Ride like Yoda

How to pre­dict the road ahead with to­tal clar­ity

Motorcycle News (UK) - - This Week - Mark Ed­wards Re­tired po­lice mo­tor­cy­clist, now Class One in­struc­tor for Rapid Train­ing

Ever heard the say­ing: ‘There are old pi­lots and there are bold pi­lots, but there are no old, bold pi­lots’? This could just have eas­ily have been writ­ten with mo­tor­cy­clists in mind as a care­ful ap­proach is key to keep­ing out of trou­ble on to­day’s over­crowded roads.

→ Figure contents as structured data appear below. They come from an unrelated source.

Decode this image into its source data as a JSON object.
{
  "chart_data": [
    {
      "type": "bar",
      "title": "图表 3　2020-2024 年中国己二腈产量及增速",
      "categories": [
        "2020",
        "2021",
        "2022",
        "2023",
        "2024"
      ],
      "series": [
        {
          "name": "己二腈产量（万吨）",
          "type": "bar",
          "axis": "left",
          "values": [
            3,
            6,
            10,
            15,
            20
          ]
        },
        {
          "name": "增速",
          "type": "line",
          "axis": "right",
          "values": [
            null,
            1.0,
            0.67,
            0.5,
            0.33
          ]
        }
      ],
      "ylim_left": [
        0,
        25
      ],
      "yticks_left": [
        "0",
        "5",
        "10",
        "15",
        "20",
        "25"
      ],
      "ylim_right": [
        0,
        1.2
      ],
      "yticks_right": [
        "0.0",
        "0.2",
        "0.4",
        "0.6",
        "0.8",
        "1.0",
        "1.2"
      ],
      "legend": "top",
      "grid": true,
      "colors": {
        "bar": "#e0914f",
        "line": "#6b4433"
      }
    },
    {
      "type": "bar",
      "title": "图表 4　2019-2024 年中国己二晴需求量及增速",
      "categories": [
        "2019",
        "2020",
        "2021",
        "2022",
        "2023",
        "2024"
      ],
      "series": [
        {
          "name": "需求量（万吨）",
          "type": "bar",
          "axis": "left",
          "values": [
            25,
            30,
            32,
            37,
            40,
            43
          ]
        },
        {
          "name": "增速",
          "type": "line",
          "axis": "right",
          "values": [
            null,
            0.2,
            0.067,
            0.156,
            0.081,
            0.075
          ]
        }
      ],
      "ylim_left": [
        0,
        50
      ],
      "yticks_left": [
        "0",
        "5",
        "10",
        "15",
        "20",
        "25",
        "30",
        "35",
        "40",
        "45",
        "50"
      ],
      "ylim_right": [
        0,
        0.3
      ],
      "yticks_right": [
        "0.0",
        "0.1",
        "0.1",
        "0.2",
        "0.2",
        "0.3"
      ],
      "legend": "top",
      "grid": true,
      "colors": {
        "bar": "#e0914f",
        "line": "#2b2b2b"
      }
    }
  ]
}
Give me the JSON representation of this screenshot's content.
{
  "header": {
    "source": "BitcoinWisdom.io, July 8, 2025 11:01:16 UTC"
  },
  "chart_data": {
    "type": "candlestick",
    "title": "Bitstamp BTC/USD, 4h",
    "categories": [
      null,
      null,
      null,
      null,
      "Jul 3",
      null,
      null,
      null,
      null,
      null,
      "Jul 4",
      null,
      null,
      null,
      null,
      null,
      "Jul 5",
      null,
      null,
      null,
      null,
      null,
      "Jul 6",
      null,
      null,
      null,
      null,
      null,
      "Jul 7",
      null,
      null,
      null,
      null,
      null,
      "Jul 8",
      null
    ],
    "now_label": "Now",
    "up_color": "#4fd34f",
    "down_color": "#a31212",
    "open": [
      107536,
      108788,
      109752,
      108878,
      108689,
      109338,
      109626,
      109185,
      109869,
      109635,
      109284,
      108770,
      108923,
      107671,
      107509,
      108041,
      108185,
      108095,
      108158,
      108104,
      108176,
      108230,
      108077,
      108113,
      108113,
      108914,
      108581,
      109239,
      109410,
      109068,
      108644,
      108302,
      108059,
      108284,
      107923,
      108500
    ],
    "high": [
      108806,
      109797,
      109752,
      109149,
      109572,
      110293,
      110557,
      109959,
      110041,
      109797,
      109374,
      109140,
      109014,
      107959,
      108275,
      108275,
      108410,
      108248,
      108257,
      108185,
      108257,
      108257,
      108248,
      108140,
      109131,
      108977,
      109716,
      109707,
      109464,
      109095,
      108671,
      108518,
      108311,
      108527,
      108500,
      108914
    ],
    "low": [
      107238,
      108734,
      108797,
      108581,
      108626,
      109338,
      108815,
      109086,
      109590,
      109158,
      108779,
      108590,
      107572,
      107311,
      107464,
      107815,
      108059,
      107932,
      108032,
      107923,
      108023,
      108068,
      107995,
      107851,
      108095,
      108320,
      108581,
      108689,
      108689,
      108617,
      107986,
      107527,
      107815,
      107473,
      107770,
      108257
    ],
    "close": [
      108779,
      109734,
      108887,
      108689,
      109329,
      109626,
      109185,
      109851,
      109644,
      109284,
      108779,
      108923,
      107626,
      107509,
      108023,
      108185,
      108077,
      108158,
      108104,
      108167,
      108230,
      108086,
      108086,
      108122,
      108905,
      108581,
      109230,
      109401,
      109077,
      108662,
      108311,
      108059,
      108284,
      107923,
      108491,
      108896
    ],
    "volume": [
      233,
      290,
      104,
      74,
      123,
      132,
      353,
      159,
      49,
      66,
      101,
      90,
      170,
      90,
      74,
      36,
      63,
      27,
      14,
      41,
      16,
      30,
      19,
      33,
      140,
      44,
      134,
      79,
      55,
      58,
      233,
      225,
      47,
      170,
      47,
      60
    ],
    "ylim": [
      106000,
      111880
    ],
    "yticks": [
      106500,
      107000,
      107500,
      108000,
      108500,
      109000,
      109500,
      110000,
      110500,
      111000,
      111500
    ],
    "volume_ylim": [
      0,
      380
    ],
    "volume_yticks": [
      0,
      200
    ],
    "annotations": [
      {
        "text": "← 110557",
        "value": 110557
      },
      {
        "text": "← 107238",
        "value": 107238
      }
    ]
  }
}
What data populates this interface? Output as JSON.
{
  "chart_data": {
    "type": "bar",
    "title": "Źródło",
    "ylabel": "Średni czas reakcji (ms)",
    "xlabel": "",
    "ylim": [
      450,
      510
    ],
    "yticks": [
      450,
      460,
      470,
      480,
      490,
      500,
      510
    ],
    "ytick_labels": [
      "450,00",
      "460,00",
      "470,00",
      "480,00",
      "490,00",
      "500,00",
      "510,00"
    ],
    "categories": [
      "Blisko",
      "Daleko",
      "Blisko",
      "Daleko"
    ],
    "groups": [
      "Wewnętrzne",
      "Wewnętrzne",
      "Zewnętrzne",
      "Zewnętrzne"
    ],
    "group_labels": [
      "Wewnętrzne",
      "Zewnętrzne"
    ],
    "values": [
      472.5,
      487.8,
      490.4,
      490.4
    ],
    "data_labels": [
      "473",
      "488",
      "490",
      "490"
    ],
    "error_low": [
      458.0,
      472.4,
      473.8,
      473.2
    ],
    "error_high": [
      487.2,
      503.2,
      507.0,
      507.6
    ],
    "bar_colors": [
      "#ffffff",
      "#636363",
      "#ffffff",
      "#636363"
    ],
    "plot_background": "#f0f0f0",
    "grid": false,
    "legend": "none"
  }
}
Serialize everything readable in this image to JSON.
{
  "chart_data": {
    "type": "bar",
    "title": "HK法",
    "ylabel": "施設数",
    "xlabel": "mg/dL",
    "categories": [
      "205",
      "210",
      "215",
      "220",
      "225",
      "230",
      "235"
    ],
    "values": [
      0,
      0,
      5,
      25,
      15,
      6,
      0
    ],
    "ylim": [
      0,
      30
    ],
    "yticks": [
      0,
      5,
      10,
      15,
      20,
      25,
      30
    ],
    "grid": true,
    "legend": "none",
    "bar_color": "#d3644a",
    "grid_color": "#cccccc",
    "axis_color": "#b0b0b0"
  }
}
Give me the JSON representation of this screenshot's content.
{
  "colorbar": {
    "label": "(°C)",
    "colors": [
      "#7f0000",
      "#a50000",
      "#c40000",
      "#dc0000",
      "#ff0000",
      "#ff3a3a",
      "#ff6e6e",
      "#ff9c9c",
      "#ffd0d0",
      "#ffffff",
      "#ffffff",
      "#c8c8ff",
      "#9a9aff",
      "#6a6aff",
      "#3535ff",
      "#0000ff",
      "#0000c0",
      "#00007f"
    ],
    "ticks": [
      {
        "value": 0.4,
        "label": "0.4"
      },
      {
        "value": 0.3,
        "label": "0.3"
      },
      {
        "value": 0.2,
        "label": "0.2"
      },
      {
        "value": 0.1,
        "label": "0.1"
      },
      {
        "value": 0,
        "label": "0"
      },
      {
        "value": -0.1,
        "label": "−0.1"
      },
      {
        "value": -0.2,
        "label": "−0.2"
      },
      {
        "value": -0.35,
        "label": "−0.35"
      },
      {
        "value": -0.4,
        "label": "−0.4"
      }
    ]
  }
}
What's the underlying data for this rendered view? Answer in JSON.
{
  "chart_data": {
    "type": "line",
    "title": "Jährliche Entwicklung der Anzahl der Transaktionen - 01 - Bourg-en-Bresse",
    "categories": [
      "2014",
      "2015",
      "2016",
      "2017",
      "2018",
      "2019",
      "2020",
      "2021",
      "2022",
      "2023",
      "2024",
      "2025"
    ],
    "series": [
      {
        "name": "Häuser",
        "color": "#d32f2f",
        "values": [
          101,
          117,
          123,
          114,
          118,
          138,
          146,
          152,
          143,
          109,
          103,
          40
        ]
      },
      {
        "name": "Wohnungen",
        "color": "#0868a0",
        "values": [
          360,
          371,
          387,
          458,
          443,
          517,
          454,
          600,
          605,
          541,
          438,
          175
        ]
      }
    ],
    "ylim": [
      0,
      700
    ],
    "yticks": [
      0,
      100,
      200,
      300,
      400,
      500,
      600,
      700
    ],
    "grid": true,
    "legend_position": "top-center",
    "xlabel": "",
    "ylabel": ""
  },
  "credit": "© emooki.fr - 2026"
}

How do you know what to ex­pect?

In short, you don’t. Ex­pect the un­ex­pected. When en­joy­ing the hot, sticky sum­mer Tar­mac of your favourite bends are you as­sum­ing the road ahead is clear? How­ever fa­mil­iar you are with the ge­og­ra­phy, never take an empty road for granted. Is there a man push­ing a wheel­bar­row across the road (yes, re­ally)? Maybe a bale of hay has dropped off the back of a trac­tor. Are you ready to deal with such an un­ex­pected ob­struc­tion?

Be ready to stop in time

Next time you’re out, be hon­est with your­self: can you stop in the dis­tance you can see to be clear? If not then it’s time to make some changes be­fore your luck runs out. Use ob­ser­va­tion in­tel­li­gently and use what you see to an­tic­i­pate what haz­ards may be ahead of you. Are you on a bus route? Ex­pect to see buses and ex­pect them to stop. Is there horse muck in the road? Ex­pect to see horses and riders soon. Have you just passed a cy­clist? Ex­pect to see more up ahead, and not just for the next cor­ner but for the next few miles. Coun­try roads are of­ten poorly main­tained so build this into your plan and be pre­pared to al­ter your road po­si­tion. Are there farm­ers in slow-mov­ing trac­tors head­ing out to check on lambs or the progress of the oil seed rape crop? All these ob­ser­va­tions are com­mon sense, so take a step back and en­gage brain be­fore each jour­ney.

Rid­ing too fast is easy

Re­mem­ber that what you can­not see com­ing up ahead is just as im­por­tant as what you can see – pos­si­bly more so, as a known risk is eas­ier to plan for and deal with than the un­known. Maybe it’s time for a new warn­ing sign to be erected in your mind. How about a ques­tion mark in a red tri­an­gle? Grade your speed of ap­proach into bends and ar­eas of lim­ited vis­i­bil­ity (hill crests, etc) strictly in line with how far ahead you can see. Rid­ing too fast is easy. The skill is know­ing when to tone the throt­tle back and tread a lit­tle more care­fully. Old or bold? You de­cide.